Until now, Seidman says, the bulk of Oyster's revenue came from referrals to a bunch of transaction websites, including Expedia and Orbitz.
With the launch of its own hotel-transaction capabilities through a third-party inventory provider, Oyster hopes to expand its revenue model while also operating comparison-shopping features, using online travel agency and supplier advertisers, Seidman says.
Asked whether featuring price comparisons from competitors would dilute Oyster's new hotel-transaction capabilities, Seidman says consumers will comparison shop anyway so Oyster might as well provide them with a range of choices.
The room-booking capabilities will only come into play for the limited number of destinations that Oyster has covered with professional reviews, he adds.
Relatively new destinations which Oyster has covered include Hawaii, Las Vegas, San Francisco, Los Angeles and more properties in New York City, Seidman says.
The push to become a transaction site will give Oyster some differentiation: It will be a transaction website with journalist-written reviews, plus traveler reviews from people who have booked with Oyster and stayed at the property.
Oyster will still allow any consumers to write reviews through Facebook Connect as they cannot do so anonymously, Seidman says.
But, Oyster will not make a big push for consumer reviews, Seidman says, noting that "TripAdvisor has already done that very well."
Oyster, which launched in June 2009, at its peak had 16 active freelancers penning hotel reviews.
Today, Seidman says, Oyster has three full-time freelancers writing reviews and four editors, and it supplements the editorial staff with additional freelancers who might sign on to write at least 20-30 reviews.
Oyster's biggest challenge, Seidman says, is to get itself in front of consumers. He says the website averages 200,000 unique visitors per month.

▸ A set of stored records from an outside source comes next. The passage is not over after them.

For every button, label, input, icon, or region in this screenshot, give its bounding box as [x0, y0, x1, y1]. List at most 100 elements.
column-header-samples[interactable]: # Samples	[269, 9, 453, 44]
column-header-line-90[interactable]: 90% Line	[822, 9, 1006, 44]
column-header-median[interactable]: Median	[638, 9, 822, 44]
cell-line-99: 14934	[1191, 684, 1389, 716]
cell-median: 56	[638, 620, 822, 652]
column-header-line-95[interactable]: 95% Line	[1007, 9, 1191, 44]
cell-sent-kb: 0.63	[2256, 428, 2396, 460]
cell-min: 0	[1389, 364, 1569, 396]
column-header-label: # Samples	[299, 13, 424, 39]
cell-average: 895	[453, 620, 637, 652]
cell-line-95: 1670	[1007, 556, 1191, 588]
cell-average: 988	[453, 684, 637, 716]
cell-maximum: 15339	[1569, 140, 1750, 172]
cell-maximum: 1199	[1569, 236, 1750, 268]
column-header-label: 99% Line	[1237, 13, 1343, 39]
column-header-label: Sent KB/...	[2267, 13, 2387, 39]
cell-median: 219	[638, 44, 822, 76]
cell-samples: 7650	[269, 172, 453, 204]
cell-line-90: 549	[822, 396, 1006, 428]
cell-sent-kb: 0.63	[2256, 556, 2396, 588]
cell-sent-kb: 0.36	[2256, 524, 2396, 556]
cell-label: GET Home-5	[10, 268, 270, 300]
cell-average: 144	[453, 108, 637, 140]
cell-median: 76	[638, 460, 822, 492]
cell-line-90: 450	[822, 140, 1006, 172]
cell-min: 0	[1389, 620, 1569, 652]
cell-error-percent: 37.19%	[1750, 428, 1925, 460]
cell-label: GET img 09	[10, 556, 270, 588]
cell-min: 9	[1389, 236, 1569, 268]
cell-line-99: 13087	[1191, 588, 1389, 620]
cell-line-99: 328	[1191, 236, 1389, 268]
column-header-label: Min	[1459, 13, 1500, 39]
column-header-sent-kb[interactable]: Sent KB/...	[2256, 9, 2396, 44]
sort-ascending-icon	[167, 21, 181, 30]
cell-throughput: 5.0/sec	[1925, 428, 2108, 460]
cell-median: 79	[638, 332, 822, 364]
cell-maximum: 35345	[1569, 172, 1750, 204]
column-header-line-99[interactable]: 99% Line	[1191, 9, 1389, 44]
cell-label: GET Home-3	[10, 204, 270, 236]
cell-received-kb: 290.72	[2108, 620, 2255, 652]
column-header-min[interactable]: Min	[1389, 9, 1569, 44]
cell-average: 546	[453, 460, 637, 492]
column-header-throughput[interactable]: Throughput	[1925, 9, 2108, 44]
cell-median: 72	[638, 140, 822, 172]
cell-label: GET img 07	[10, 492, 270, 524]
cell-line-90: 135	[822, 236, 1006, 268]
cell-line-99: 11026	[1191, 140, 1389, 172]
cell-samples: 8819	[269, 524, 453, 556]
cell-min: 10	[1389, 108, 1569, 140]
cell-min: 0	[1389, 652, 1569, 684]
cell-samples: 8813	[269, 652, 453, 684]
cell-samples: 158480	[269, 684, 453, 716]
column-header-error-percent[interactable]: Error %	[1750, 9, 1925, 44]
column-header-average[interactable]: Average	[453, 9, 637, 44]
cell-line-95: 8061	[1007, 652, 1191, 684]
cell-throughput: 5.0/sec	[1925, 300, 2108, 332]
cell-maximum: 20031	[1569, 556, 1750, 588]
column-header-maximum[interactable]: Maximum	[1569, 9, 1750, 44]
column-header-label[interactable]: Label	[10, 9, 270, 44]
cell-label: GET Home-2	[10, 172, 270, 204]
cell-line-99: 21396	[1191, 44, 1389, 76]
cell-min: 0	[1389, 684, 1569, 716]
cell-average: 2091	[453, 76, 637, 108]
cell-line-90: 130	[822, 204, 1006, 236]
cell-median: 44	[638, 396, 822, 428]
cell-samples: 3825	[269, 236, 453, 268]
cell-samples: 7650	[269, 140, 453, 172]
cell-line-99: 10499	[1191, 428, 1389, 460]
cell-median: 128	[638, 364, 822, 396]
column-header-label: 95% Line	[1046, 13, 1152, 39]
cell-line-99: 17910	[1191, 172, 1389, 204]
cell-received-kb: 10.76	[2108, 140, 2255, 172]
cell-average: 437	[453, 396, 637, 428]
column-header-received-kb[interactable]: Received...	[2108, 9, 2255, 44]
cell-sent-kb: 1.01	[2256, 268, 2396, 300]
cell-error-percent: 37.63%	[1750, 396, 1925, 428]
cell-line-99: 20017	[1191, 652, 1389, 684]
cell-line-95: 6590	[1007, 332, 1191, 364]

"Wow, sometimes it feels like things are going really slowly," Seidman says. "You need a lot of persistence and a lot of patience."
To date, Oyster has raised $10.4 million from Bain Capital.
Asked about an exit strategy, Seidman says Oyster is focused on building out its product and that exit strategies will take care of themselves.
Says Seidman: "None of these things are built in a year or two."